Is it Eating Away at You? (the true price of freedom)

The goal of this email is to teach mind-control at the Shabbat table ...  Please share.
Continuing to wish a speedy recovery to Tamar Adina bas Kayna Shulamis.
Wishing condolences to the family of Shmuel (Sam) Wagonfeld.

cc_wasp_BNational Geographic reports this week that a new type of hyperparasite has been discovered in Texas.

(The story is a bit gruesome; reader discretion advised.)

First a tiny (1-8mm) gall wasp digs a cozy home inside an oak tree.

Along comes this newly-discovered "set" wasp (named for the murderous, manipulative Egyptian god), also called "crypt-keeper".

"Nice place to lay an egg," she says. And so she does.
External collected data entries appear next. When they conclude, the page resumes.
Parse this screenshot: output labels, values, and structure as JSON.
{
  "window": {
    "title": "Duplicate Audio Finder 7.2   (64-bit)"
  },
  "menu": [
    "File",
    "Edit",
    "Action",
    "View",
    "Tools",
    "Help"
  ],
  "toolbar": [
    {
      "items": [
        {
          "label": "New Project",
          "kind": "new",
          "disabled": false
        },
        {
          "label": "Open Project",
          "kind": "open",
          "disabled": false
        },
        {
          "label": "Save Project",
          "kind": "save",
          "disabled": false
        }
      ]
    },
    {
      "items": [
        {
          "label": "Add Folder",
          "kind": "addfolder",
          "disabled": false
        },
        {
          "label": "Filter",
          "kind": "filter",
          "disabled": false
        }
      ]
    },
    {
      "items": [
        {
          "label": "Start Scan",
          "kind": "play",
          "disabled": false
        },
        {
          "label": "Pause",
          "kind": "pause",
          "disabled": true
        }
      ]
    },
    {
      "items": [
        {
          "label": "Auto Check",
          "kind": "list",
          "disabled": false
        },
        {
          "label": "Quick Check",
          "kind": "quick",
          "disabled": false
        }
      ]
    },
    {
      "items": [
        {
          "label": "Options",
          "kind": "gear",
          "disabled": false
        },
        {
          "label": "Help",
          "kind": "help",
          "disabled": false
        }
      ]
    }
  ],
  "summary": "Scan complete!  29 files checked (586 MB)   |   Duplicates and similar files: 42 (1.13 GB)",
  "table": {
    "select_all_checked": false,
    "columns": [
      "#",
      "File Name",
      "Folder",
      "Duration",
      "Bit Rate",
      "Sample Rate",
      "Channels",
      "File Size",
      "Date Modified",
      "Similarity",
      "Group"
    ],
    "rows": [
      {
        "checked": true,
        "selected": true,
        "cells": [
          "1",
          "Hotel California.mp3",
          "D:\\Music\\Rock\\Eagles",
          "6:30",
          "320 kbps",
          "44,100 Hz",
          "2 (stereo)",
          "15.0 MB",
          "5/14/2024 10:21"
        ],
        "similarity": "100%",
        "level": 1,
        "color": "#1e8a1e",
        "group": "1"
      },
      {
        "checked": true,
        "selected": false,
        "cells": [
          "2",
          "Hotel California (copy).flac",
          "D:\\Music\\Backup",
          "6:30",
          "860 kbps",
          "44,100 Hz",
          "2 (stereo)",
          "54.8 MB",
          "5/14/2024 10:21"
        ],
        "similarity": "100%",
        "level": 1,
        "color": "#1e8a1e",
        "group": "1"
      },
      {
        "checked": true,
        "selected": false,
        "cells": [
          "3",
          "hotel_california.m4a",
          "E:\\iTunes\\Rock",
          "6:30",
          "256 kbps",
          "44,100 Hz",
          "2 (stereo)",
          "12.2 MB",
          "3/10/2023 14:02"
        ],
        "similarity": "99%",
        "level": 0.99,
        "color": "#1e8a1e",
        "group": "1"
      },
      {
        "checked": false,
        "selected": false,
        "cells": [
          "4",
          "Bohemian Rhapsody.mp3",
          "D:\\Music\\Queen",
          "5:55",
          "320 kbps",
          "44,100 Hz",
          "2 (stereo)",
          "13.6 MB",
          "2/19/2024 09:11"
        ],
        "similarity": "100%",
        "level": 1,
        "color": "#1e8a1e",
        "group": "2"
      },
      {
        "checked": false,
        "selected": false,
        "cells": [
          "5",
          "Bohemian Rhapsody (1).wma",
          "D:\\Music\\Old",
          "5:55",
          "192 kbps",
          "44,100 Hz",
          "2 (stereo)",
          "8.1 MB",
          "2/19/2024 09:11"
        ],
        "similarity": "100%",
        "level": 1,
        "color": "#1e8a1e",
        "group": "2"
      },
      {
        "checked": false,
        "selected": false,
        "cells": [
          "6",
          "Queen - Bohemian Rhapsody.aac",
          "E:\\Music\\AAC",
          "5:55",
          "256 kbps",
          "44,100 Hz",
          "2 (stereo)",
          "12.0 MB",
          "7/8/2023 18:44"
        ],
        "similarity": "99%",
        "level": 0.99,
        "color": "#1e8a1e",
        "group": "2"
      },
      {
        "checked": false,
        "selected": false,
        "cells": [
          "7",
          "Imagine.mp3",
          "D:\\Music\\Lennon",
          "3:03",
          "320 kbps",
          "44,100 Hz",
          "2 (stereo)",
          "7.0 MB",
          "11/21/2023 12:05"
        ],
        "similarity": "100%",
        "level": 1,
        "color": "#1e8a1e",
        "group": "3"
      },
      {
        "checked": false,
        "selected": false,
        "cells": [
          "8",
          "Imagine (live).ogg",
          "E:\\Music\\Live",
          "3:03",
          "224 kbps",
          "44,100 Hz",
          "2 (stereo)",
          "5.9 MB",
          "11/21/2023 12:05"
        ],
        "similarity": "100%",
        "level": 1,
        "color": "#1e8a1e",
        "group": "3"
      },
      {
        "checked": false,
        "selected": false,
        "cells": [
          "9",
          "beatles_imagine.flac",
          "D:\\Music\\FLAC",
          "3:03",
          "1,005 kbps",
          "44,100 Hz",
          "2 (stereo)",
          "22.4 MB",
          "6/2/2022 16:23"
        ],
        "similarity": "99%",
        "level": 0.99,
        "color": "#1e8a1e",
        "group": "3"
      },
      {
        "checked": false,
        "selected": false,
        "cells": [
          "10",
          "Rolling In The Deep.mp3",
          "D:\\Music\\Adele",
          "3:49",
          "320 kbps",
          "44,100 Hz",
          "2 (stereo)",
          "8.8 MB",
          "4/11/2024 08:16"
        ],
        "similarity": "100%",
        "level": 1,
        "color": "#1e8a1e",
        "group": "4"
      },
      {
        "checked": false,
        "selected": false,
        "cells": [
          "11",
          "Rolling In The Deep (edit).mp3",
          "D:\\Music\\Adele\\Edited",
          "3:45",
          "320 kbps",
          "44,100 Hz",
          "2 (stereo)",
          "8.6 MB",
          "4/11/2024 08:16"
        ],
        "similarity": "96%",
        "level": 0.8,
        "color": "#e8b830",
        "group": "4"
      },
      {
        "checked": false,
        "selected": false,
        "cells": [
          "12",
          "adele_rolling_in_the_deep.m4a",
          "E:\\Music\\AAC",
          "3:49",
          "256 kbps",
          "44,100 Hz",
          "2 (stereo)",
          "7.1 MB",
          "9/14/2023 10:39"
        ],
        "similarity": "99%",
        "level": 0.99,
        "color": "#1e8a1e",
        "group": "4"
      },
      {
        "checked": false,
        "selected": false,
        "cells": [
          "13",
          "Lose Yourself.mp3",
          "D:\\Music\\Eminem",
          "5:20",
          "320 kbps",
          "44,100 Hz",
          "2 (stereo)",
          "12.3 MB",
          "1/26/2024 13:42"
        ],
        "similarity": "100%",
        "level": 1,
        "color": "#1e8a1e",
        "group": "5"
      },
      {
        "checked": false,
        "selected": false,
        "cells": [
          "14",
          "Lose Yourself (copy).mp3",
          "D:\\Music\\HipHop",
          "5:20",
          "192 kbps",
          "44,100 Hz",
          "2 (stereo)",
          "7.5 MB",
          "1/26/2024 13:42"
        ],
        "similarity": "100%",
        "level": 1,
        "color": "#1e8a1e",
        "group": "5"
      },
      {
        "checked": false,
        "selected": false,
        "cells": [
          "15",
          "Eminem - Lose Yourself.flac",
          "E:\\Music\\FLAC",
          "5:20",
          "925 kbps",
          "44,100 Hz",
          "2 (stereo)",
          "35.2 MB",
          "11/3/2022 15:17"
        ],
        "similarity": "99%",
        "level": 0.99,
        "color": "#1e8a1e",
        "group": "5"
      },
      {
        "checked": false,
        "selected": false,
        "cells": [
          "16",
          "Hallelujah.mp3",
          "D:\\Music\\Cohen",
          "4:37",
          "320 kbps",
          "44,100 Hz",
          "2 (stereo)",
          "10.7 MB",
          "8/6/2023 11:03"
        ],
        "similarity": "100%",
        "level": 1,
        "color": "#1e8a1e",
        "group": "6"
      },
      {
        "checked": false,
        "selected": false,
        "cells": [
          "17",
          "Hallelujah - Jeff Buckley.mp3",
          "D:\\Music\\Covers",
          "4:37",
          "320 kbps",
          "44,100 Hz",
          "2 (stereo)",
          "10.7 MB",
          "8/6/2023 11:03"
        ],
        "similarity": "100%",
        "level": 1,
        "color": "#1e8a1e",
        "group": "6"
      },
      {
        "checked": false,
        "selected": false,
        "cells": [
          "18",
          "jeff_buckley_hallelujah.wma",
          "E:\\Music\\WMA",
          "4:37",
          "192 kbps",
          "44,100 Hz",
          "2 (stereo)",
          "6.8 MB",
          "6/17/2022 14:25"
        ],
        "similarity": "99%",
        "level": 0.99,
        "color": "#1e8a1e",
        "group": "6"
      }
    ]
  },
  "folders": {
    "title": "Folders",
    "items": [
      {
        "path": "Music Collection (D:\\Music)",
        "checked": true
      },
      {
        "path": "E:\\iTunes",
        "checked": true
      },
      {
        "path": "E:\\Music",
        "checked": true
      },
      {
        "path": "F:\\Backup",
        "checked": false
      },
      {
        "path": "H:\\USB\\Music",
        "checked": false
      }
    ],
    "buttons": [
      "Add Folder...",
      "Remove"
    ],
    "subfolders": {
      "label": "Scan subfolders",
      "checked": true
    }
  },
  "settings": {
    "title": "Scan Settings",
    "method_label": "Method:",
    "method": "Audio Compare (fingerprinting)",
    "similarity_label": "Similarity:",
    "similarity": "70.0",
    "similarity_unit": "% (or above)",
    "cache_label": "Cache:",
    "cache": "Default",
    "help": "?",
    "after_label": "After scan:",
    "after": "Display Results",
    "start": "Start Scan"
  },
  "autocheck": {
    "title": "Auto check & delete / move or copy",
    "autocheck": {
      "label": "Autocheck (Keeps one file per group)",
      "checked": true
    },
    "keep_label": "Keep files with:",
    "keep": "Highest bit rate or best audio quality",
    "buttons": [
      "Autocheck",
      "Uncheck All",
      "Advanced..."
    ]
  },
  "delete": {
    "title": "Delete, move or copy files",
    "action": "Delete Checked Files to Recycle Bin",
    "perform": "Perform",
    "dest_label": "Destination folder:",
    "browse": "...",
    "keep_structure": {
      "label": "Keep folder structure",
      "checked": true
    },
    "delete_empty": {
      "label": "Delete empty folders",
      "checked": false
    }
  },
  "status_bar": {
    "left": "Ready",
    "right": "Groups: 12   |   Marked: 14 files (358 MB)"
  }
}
When that egg hatches, what comes out? A larva of course. It's now a bit crowded in there and the larva wants to get out and grow into a wasp.
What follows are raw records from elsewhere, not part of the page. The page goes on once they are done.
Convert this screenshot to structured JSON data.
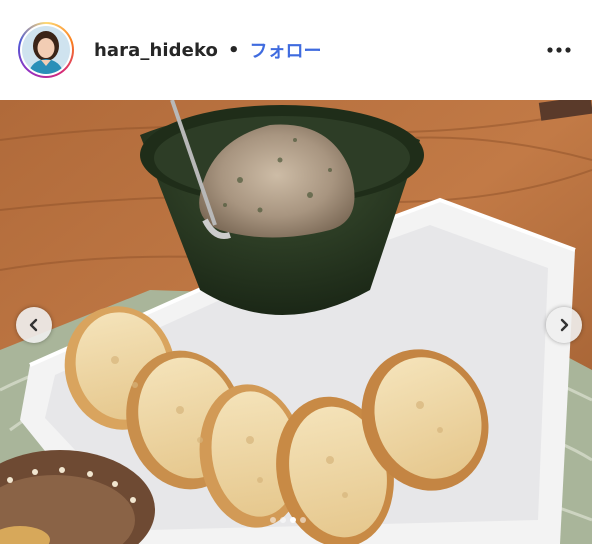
{
  "header": {
    "username": "hara_hideko",
    "separator": "•",
    "follow_label": "フォロー",
    "more_icon": "more-horizontal-icon"
  },
  "carousel": {
    "total_slides": 4,
    "active_slide": 3,
    "prev_icon": "chevron-left-icon",
    "next_icon": "chevron-right-icon"
  },
  "colors": {
    "follow": "#3f6bdf",
    "username": "#262626"
  }
}
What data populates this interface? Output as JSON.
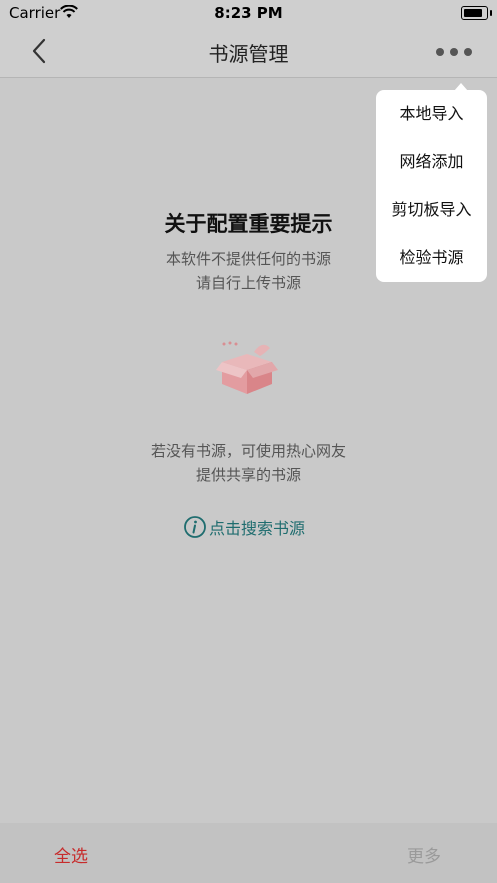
{
  "status_bar": {
    "carrier": "Carrier",
    "time": "8:23 PM"
  },
  "nav": {
    "title": "书源管理",
    "back_icon": "chevron-left-icon",
    "more_icon": "more-dots-icon"
  },
  "notice": {
    "title": "关于配置重要提示",
    "line1": "本软件不提供任何的书源",
    "line2": "请自行上传书源"
  },
  "hint": {
    "line1": "若没有书源，可使用热心网友",
    "line2": "提供共享的书源",
    "search_link": "点击搜索书源"
  },
  "menu": {
    "items": [
      {
        "label": "本地导入"
      },
      {
        "label": "网络添加"
      },
      {
        "label": "剪切板导入"
      },
      {
        "label": "检验书源"
      }
    ]
  },
  "bottom": {
    "select_all": "全选",
    "more": "更多"
  },
  "colors": {
    "accent_red": "#c72b2b",
    "link_teal": "#1f6d6f",
    "overlay_gray": "#c9c9c9",
    "box_pink": "#e8a3a6"
  }
}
But by now the doorway into the nest has become blocked by new bark. Larvae can't dig through bark.

First question for your table: How would you guess it gets out?

It
can't dig through wood, but it somehow manages to burrow into the other wasp.

That's right: all the way to its head.

And it takes over the wasp's mind.

Now in control like some kind of nanoprobe, the set wasp larva forces the gall wasp to start tunneling through the tree’s bark.
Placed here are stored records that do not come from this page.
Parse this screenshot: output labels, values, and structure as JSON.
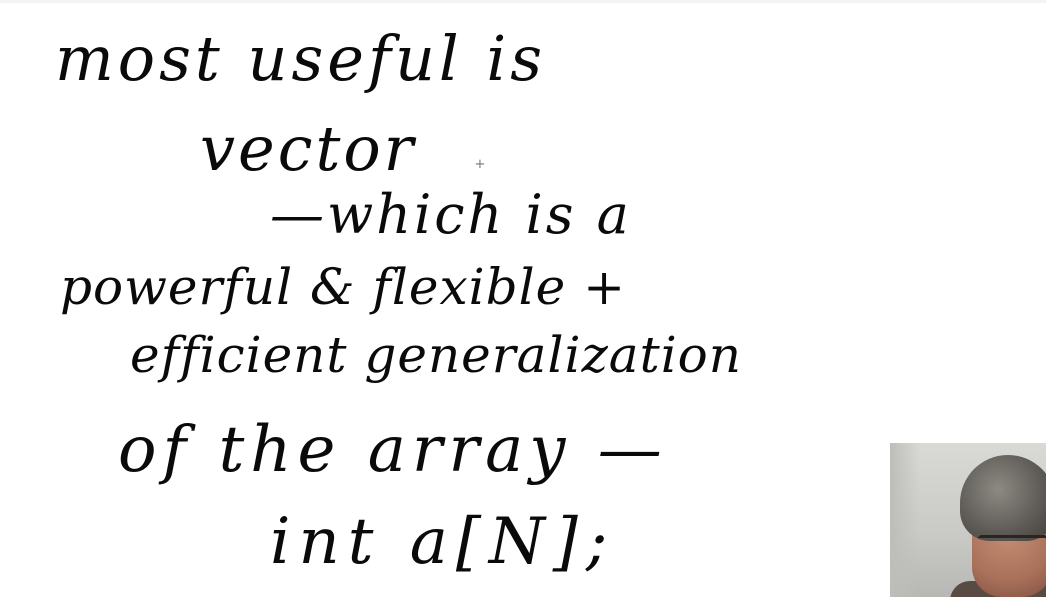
{
  "board": {
    "lines": [
      "most useful is",
      "vector",
      "—which is a",
      "powerful & flexible +",
      "efficient generalization",
      "of the array —",
      "int a[N];"
    ]
  },
  "colors": {
    "ink": "#0a0a0a",
    "background": "#ffffff"
  },
  "webcam": {
    "description_icon": "presenter-webcam-icon"
  },
  "cursor": {
    "glyph": "+"
  }
}
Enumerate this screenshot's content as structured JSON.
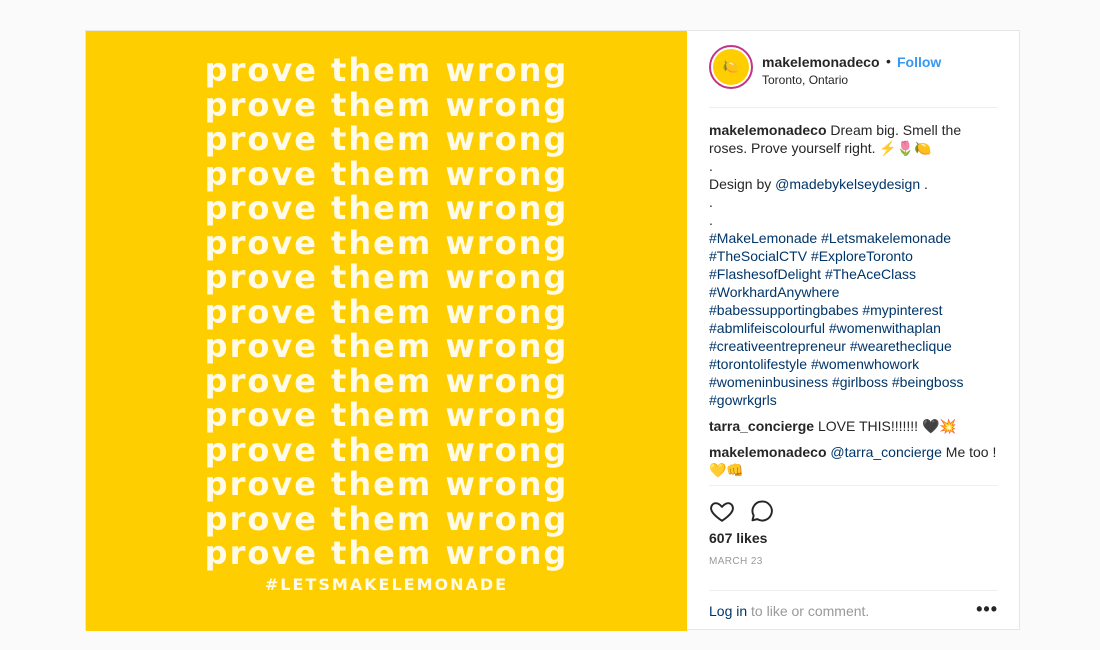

But set wasp larvae are a bit impatient. Rather than wait for its gall wasp host to dig all the way out, as soon as the zombie gall wasp has created a hole large enough for a larva (but too small for a wasp), the nanoprobe larva starts to grow into an adult, eating its way through its host. At the last moment before it too is too large to fit through the hole, it erupts through the gall wasp's forehead and through that small hole to freedom.


The second question for your table: Is freedom worth it if it requires the destruction of another creature?

This question reminds me of a story I heard from the Holocaust.

The Zlotchover Rebbe was in Auschwitz.

He was starving, like everyone else there.

Once he found a fellow Jew who was even worse off than himself. He was lying down and looked like he was about to die. The Rebbe had one morsel of bread in his pocket and gave it to this Jew.

I doubt that anyone writing or reading this email can appreciate what that act meant. It certainly meant greater suffering for the giver, and almost certainly meant suicide.

The recipient found the strength to say, "Rebbe, I want to give you a blessing that you should live to get out of this place."

Soon after that, the Rebbe found himself in nearly the same position that he had found the man, horizontal and dying of hunger.

Just then a capo came in, saw the Rebbe lying there, and took pity on him. He produced a bag of sugar cubes from his pocket and gave them to the Rebbe, saving his life.

The Rebbe did live to get out of that place, and he always attributed his survival to the blessing that that Jew gave him, which stemmed from his own act of chesed.